When you open up your chakras, you’re supposed to chant until you feel a vibration in the part of the body you are working on. I’ve heard people say that the vibration is supposed to be quite obvious especially the first few times you chant. I’ve felt the vibration occur after just a few minutes of chanting. My own personal goal is to chant every day and then re-take the test weekly to see if I’ve made any progress. I’ve already begun to see a little movement in one of my underactive chakras. I’m inching and inching toward balance. It’s definitely a journey I would recommend taking.

Thursday, June 17, 2010

In Search of Reading Material

I’ve been seeking books and other reading material on mindfulness, consciousness, and enlightened thinking in relationships. While I do believe that wholly embracing Buddhist philosophy will naturally make our intimate relationships better, I also think that as I am still a novice student of Buddhism, I need a little guidance on the path of bringing mindful thinking to my relationships (or potential relationships). Though I accept that my growth here will consist mainly of experience and consequential course correction, I would like to find some appropriate material to give me some grounding, and I’ve found this material hard to come by. There’s obviously a lot of reading material on relationships, but a great deal of it leaves much to be desired. However, there are a few books that do cover this topic. I was lucky enough to find one in my local library, entitled “How to Be an Adult in Relationships: The Five Keys to Mindful Loving” by David Richo. I’ve already begun reading it, and though I’m not very deep in yet, I believe it will be an important book in my own way of looking at love with mindful eyes. In my next few posts, I’ll report any “aha” moments and give my recommendation as to whether the text is helpful once I finish it.

Saturday, June 12, 2010

A Brief Review of The Art of Happiness: A Handbook for Living

I recently read The Art of Happiness: A Handbook for Living, not because I was looking for it to provide relationship advice, but simply because I’ve always wanted to read it. I, like many other people, it seems, was under the impression it was written mainly by the Dalai Lama. Instead I found that it was written by Howard Cutler, a psychiatrist from Arizona, and is about his discussions with the Dalai Lama about happiness. I was a little disappointed in the material, because quite a bit of it seemed very simplistic and banal. When the topic turned to relationships, for instance, one of the pieces of advice given was not to base long-term relationships on sexual attraction alone and to really get to know the person you are with. That seems…well, obvious. However, I don’t want to discount the possibility that there may be people out there who need this simple idea reinforced. I also have to say I found some of Dr. Cutler's insights following his discussions with the Dalai Lama to be uninspiring. They may be better appreciated, perhaps, by someone who has absolutely no knowledge or understanding of Eastern philosophies. Even among that population, however, I’m not sure how pithy they would be.

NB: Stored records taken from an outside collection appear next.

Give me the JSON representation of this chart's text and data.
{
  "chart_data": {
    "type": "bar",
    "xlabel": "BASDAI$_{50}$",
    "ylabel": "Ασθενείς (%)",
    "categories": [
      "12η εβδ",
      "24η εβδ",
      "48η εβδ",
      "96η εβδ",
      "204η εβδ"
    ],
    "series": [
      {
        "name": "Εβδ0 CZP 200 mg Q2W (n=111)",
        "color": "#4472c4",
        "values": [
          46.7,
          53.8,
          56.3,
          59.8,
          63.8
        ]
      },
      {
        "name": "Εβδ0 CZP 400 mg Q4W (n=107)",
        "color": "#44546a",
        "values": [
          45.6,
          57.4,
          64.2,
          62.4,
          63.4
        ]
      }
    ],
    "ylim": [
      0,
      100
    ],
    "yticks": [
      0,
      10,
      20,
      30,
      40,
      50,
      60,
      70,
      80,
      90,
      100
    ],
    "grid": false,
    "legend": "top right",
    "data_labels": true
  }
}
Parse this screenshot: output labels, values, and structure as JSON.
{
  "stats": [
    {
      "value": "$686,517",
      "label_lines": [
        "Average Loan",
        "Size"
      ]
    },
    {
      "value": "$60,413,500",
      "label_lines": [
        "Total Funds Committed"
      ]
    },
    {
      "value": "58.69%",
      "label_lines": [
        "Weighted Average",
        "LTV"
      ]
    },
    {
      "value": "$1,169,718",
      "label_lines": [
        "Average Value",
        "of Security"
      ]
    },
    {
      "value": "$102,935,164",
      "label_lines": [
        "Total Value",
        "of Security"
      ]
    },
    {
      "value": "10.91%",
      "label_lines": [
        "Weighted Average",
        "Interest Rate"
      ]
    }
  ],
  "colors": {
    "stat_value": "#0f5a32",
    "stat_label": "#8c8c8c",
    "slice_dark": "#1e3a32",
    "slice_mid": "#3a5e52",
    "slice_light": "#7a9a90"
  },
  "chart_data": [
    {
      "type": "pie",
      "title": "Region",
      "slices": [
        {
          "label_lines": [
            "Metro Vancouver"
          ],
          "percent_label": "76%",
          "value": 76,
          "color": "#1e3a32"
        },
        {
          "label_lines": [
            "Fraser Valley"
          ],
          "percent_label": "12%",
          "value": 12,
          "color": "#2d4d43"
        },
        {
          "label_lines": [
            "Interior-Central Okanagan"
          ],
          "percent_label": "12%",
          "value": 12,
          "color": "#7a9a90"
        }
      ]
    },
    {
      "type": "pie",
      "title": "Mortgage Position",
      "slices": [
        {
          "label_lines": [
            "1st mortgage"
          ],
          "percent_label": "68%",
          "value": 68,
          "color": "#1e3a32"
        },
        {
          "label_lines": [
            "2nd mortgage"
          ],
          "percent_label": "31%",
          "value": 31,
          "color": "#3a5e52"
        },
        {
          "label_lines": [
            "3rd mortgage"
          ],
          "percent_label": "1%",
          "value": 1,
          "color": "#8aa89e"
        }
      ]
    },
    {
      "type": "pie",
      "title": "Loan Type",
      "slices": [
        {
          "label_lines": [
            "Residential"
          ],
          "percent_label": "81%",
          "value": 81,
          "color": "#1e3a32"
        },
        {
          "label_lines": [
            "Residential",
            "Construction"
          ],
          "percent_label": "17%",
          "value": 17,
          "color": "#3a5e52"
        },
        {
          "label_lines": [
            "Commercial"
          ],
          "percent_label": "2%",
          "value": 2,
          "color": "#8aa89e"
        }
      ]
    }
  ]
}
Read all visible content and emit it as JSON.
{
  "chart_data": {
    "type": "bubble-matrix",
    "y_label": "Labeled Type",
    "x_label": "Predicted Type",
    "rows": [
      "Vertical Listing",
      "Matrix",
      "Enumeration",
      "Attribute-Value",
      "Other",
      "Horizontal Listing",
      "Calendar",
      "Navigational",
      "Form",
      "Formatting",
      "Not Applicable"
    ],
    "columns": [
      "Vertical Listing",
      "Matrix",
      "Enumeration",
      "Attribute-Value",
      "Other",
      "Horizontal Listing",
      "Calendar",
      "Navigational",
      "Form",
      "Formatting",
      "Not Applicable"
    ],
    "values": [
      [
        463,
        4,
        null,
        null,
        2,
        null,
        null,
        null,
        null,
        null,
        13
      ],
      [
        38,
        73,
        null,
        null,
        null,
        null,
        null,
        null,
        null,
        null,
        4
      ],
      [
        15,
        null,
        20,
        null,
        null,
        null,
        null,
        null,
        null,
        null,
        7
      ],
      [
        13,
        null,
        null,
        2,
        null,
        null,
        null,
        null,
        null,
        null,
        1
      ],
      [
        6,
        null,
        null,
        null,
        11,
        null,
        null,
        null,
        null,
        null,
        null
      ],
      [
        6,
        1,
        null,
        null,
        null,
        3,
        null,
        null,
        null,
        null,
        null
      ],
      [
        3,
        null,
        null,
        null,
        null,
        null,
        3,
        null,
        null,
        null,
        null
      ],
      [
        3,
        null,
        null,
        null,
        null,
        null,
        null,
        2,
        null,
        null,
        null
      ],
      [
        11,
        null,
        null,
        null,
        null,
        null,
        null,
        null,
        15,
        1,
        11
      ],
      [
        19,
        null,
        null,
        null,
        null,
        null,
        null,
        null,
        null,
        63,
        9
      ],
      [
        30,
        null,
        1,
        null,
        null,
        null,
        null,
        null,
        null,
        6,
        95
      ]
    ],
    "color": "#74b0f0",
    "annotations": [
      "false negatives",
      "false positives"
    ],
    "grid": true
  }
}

There are a few gems of wisdom there, however, especially in the last section of the book when the Dalai Lama is discussing anger and ways of dissolving it. I enjoyed reading that from the perspective of remaining physically healthy, we do not need to “get out” all of our anger by screaming or hitting pillows as we are often taught to do. For one, it always returns when we interpret some other event as something we should get angry about. And second, doing so can actually harm our cardiovascular health. Instead we should transform our anger. The Dalai Lama’s frequent prescription for problems is to cultivate compassion, and this can be very effective for transforming anger as well. His thinking on negative emotions—that they are not an inherent, unavoidable part of our psyche—is also refreshing.

But for me, the most important piece of information transmitted by The Art of Happiness was that the Dalai Lama indicated that he is never lonely, because he looks at others with compassion and seeks a certain spiritual or emotional intimacy with everyone. I think that if a monk who has never married and has practiced lifelong celibacy can develop this kind of contentment and peace with himself without having a partner, then certainly it is possible for each of us to do the same.